A cord is wrapped around a pulley that is shaped like a disk of mass $m$ and radius $r$. The cord's free end is connected to a block of mass $M$. The block starts from rest and then slides down an incline that makes an angle $\theta$ with the horizontal as shown in figure.

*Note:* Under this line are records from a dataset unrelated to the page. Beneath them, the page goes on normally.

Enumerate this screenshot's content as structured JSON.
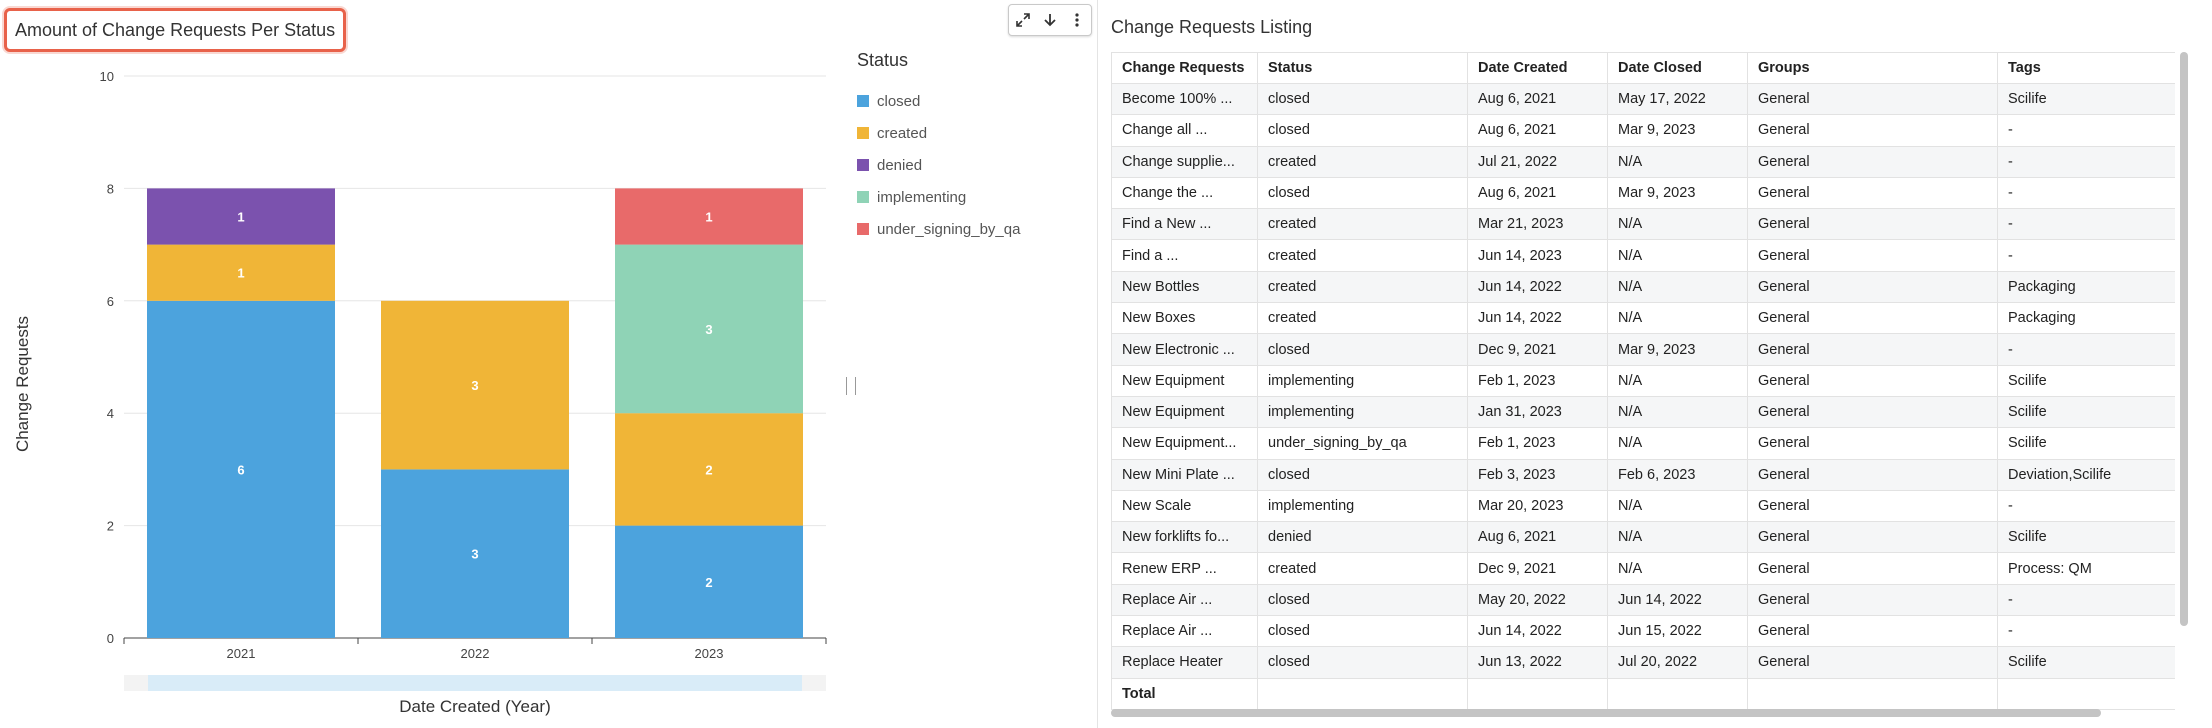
{
  "left_panel": {
    "title": "Amount of Change Requests Per Status",
    "toolbar": {
      "expand_icon": "⤢",
      "download_icon": "↓",
      "more_icon": "⋮"
    },
    "legend": {
      "title": "Status",
      "items": [
        {
          "label": "closed",
          "color": "#4ca3dd"
        },
        {
          "label": "created",
          "color": "#f0b537"
        },
        {
          "label": "denied",
          "color": "#7b52ae"
        },
        {
          "label": "implementing",
          "color": "#8fd3b6"
        },
        {
          "label": "under_signing_by_qa",
          "color": "#e86a6a"
        }
      ]
    }
  },
  "chart_data": {
    "type": "bar",
    "stacked": true,
    "categories": [
      "2021",
      "2022",
      "2023"
    ],
    "series": [
      {
        "name": "closed",
        "color": "#4ca3dd",
        "values": [
          6,
          3,
          2
        ]
      },
      {
        "name": "created",
        "color": "#f0b537",
        "values": [
          1,
          3,
          2
        ]
      },
      {
        "name": "denied",
        "color": "#7b52ae",
        "values": [
          1,
          0,
          0
        ]
      },
      {
        "name": "implementing",
        "color": "#8fd3b6",
        "values": [
          0,
          0,
          3
        ]
      },
      {
        "name": "under_signing_by_qa",
        "color": "#e86a6a",
        "values": [
          0,
          0,
          1
        ]
      }
    ],
    "title": "Amount of Change Requests Per Status",
    "xlabel": "Date Created (Year)",
    "ylabel": "Change Requests",
    "ylim": [
      0,
      10
    ],
    "yticks": [
      0,
      2,
      4,
      6,
      8,
      10
    ],
    "grid": true,
    "legend_title": "Status",
    "legend_position": "right"
  },
  "right_panel": {
    "title": "Change Requests Listing",
    "columns": [
      "Change Requests",
      "Status",
      "Date Created",
      "Date Closed",
      "Groups",
      "Tags"
    ],
    "rows": [
      [
        "Become 100% ...",
        "closed",
        "Aug 6, 2021",
        "May 17, 2022",
        "General",
        "Scilife"
      ],
      [
        "Change all ...",
        "closed",
        "Aug 6, 2021",
        "Mar 9, 2023",
        "General",
        "-"
      ],
      [
        "Change supplie...",
        "created",
        "Jul 21, 2022",
        "N/A",
        "General",
        "-"
      ],
      [
        "Change the ...",
        "closed",
        "Aug 6, 2021",
        "Mar 9, 2023",
        "General",
        "-"
      ],
      [
        "Find a New ...",
        "created",
        "Mar 21, 2023",
        "N/A",
        "General",
        "-"
      ],
      [
        "Find a ...",
        "created",
        "Jun 14, 2023",
        "N/A",
        "General",
        "-"
      ],
      [
        "New Bottles",
        "created",
        "Jun 14, 2022",
        "N/A",
        "General",
        "Packaging"
      ],
      [
        "New Boxes",
        "created",
        "Jun 14, 2022",
        "N/A",
        "General",
        "Packaging"
      ],
      [
        "New Electronic ...",
        "closed",
        "Dec 9, 2021",
        "Mar 9, 2023",
        "General",
        "-"
      ],
      [
        "New Equipment",
        "implementing",
        "Feb 1, 2023",
        "N/A",
        "General",
        "Scilife"
      ],
      [
        "New Equipment",
        "implementing",
        "Jan 31, 2023",
        "N/A",
        "General",
        "Scilife"
      ],
      [
        "New Equipment...",
        "under_signing_by_qa",
        "Feb 1, 2023",
        "N/A",
        "General",
        "Scilife"
      ],
      [
        "New Mini Plate ...",
        "closed",
        "Feb 3, 2023",
        "Feb 6, 2023",
        "General",
        "Deviation,Scilife"
      ],
      [
        "New Scale",
        "implementing",
        "Mar 20, 2023",
        "N/A",
        "General",
        "-"
      ],
      [
        "New forklifts fo...",
        "denied",
        "Aug 6, 2021",
        "N/A",
        "General",
        "Scilife"
      ],
      [
        "Renew ERP ...",
        "created",
        "Dec 9, 2021",
        "N/A",
        "General",
        "Process: QM"
      ],
      [
        "Replace Air ...",
        "closed",
        "May 20, 2022",
        "Jun 14, 2022",
        "General",
        "-"
      ],
      [
        "Replace Air ...",
        "closed",
        "Jun 14, 2022",
        "Jun 15, 2022",
        "General",
        "-"
      ],
      [
        "Replace Heater",
        "closed",
        "Jun 13, 2022",
        "Jul 20, 2022",
        "General",
        "Scilife"
      ]
    ],
    "total_label": "Total"
  }
}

The coefficient of kinetic friction between block and incline is $\mu$ . Then the magnitude of the acceleration of the block is

• A. $\frac{2Mg(\sin \theta -\mu \cos \theta )}{2M+m}$
• B. $\frac{2Mg(\sin \theta +\mu \cos \theta )}{2M+m}$
• C. $\frac{2Mg(\sin \theta -\mu \cos \theta )}{2M-m}$
• D. $\frac{Mg(\sin \theta -\mu \cos \theta )}{2M+m}$

Answer 1

The correct option is A $\frac{2Mg(\sin \theta -\mu \cos \theta )}{2M+m}$


From the FBD of block of mass $M$,
$Mgsin\theta -T-\mu Mgcos\theta =Ma$ ......(1)
From the FBD of pulley,
Torque, $T^{\prime }=T\times r=I\times \alpha$
$T\times r=\frac{m{r}^2}{2}\alpha$
$\because a=\alpha \times r$
$\therefore T=\frac{ma}{2}$ ........(2)

Putting value of $T$ in equation (1),
we get, $Mgsin\theta -\frac{ma}{2}-\mu Mgcos\theta =Ma\Rightarrow a=\frac{2Mg(\sin \theta -\mu \cos \theta )}{2M+m}$